West Africa is still only a relatively small player in the international meetings market (and Africa as a whole has just a 4 per cent share of the international association market), although various venues have had success in the regional and domestic market. One is Dakar, which has been a favoured conference destination for many years, particularly with Francophone countries.
Dakar has good air connections to Europe and some good quality and professionally-managed venues. Large-scale purpose-built venues are to be found in Accra, Cotonou, and throughout Nigeria. Dubbed the “Conference Capital” in the country’s Tourism Master Plan, Abuja has several large venues, in the Hilton and Sheraton hotels, and in the non-hotel, stand-alone International Conference Centre and the ECOWAS Centre.
But the largest of these is “only” 2,000 seats, nothing compared to the Expo Centre in Lagos, and some of the planned venues in various State capitals around the country. Cross River State Government recently launched the Calabar International Convention Centre (CICC) – for those with a quirky sense of humour, it is amusing that the launch took place at the Cape Town International Convention Centre, Africa’s leading venue! A government-led initiative, the CICC is part of the State’s objective of generating more revenue internally (and thus lessening the dependence on central government hand-outs), and to reap the benefits that a large-scale venue can bring – jobs, jobs and more jobs. Creating jobs increases social harmony, reduces the burden on the State, and spending by the newly-employed boosts other sectors of the economy. The extended families that job-holders support benefit too – better nutrition, less sickness, and educated children.
The total capacity of the CICC is 5,000 persons in 21 different halls, and the State government is already taking bookings for the expected opening date of February 2015 – construction started in 2012, the project is on track for partial-completion by the end of 2014.
- This is a great example of a State government recognising that capital investment in a facility such as this is an essential part of the basic infrastructure. Whilst job creation is, fundamentally, a private sector affair, the public sector has to be there to support. The CICC will be managed by a private sector operator, and it is intended that the vast majority of outsourced activities, such as the catering, printing, equipment hire and so on will be within the local economy. Large-scale convention centres rarely provide a commercial return on investment, which is why government has to step up to the plate and provide the infrastructure. One exception to that in Nigeria is the 5,000+ seat Expo Centre at the Eko Hotel in Lagos, which is entirely private-sector funded – and highly successful. Others are the numerous temporary structures that abound, basically tents, some of which are of high quality, but all of which have a short life-span – if nothing else, the weather is not very kind to them”
- Elsewhere in Nigeria, other State governments are also active in the sector. Ondo State is putting the finishing touches to The Dome, a 3000-person calacity events centre in Akure, which will also have a private sector operator. The Akwa Ibom State government is building a 5,000-seat convention centre in Uyo, and the Enugu State government is looking for investors to complete the stalled convention centre project in Enugu.

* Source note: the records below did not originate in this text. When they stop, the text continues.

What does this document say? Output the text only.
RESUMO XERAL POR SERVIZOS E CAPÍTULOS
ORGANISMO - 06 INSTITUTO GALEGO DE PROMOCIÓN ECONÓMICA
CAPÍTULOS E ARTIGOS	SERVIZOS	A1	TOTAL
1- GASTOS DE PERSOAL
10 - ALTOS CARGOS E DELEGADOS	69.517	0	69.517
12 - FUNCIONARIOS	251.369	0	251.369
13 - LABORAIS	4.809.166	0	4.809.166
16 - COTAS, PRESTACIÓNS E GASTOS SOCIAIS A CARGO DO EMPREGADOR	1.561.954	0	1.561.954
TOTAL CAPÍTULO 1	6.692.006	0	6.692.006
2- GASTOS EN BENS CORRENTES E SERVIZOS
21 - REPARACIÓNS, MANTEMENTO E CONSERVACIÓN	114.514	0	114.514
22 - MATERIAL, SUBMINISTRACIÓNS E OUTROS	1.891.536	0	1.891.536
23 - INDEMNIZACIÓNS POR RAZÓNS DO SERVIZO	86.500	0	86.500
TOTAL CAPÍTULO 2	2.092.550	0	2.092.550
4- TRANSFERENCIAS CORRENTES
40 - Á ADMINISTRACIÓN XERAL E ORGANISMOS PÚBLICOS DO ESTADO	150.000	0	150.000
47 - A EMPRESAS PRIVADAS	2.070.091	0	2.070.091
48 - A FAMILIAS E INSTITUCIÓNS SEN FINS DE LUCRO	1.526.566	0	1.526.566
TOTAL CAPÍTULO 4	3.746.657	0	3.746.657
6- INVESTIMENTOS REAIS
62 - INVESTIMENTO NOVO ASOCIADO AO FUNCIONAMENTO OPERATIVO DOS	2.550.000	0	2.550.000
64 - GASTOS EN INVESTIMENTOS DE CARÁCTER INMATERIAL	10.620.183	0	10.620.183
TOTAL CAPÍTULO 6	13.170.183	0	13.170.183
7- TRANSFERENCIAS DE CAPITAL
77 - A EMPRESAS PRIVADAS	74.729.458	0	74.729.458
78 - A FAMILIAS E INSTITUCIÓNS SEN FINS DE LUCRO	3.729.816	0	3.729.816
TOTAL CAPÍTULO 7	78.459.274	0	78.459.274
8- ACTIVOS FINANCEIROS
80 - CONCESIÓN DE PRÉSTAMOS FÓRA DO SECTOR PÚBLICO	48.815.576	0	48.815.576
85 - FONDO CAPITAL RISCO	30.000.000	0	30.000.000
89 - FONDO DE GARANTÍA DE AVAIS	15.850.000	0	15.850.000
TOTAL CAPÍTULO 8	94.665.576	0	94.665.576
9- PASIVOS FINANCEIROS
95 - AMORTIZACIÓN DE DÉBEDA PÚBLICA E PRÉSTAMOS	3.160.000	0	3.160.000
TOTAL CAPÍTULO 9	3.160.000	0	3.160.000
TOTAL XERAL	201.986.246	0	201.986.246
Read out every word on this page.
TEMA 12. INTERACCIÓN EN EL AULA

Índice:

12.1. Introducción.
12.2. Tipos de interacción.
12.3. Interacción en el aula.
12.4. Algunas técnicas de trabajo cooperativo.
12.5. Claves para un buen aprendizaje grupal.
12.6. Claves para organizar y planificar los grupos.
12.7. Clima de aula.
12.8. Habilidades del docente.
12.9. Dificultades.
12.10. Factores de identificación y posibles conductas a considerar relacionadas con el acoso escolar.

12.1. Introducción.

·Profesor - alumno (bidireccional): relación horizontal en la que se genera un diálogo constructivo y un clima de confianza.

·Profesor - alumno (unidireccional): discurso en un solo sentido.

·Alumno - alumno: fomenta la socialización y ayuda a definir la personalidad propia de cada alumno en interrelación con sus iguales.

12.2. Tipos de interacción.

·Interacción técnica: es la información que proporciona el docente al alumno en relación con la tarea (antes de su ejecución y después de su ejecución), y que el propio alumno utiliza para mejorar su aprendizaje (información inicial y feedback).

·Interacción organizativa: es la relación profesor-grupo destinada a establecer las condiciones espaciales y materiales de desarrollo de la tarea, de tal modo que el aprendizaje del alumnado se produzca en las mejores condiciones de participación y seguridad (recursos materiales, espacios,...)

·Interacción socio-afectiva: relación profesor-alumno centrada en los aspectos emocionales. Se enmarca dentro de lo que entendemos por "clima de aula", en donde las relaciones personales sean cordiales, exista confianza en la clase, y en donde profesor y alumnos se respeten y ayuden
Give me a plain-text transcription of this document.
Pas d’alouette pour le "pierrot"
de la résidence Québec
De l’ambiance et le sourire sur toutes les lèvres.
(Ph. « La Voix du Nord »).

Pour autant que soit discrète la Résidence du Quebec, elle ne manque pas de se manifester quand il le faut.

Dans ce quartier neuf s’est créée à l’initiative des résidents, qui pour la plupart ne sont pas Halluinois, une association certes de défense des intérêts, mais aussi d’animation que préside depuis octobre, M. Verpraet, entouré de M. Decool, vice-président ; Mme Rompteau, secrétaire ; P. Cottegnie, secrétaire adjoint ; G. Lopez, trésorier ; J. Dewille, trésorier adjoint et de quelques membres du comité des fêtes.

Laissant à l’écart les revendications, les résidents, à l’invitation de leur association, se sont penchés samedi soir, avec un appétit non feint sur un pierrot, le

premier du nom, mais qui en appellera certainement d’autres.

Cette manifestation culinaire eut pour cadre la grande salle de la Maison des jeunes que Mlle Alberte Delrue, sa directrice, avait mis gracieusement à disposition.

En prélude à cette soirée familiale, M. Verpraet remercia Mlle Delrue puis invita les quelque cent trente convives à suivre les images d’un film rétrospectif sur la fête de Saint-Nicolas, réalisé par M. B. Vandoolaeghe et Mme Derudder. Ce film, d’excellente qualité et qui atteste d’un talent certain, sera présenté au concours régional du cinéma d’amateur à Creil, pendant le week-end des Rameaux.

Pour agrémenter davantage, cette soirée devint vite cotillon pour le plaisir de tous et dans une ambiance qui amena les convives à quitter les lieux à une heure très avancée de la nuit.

- Whilst the international market would be very welcome at these facilities, it is primarily the domestic market that is targeted. It is estimated that there are almost 100 professional associations in Nigeria and, because of the scale of the country, these associations are large, which means that they need such venues as the CICC to host their annual congress, and also to host regional events.
- As well as the associations, there are events organised by central, State and local government, companies, NGOs, private individuals, social organisations and many others. Not just meetings – with the growth in the African middle class, consumer exhibitions are also being held, and the number will increase.
In the emerging economies of West Africa, there is a greater need than ever for Africans to meet and to share experiences, learn from each other and make plans for the future. This correspondent believes that the meetings industry – the real one, not the virtual one - has a very, very bright future.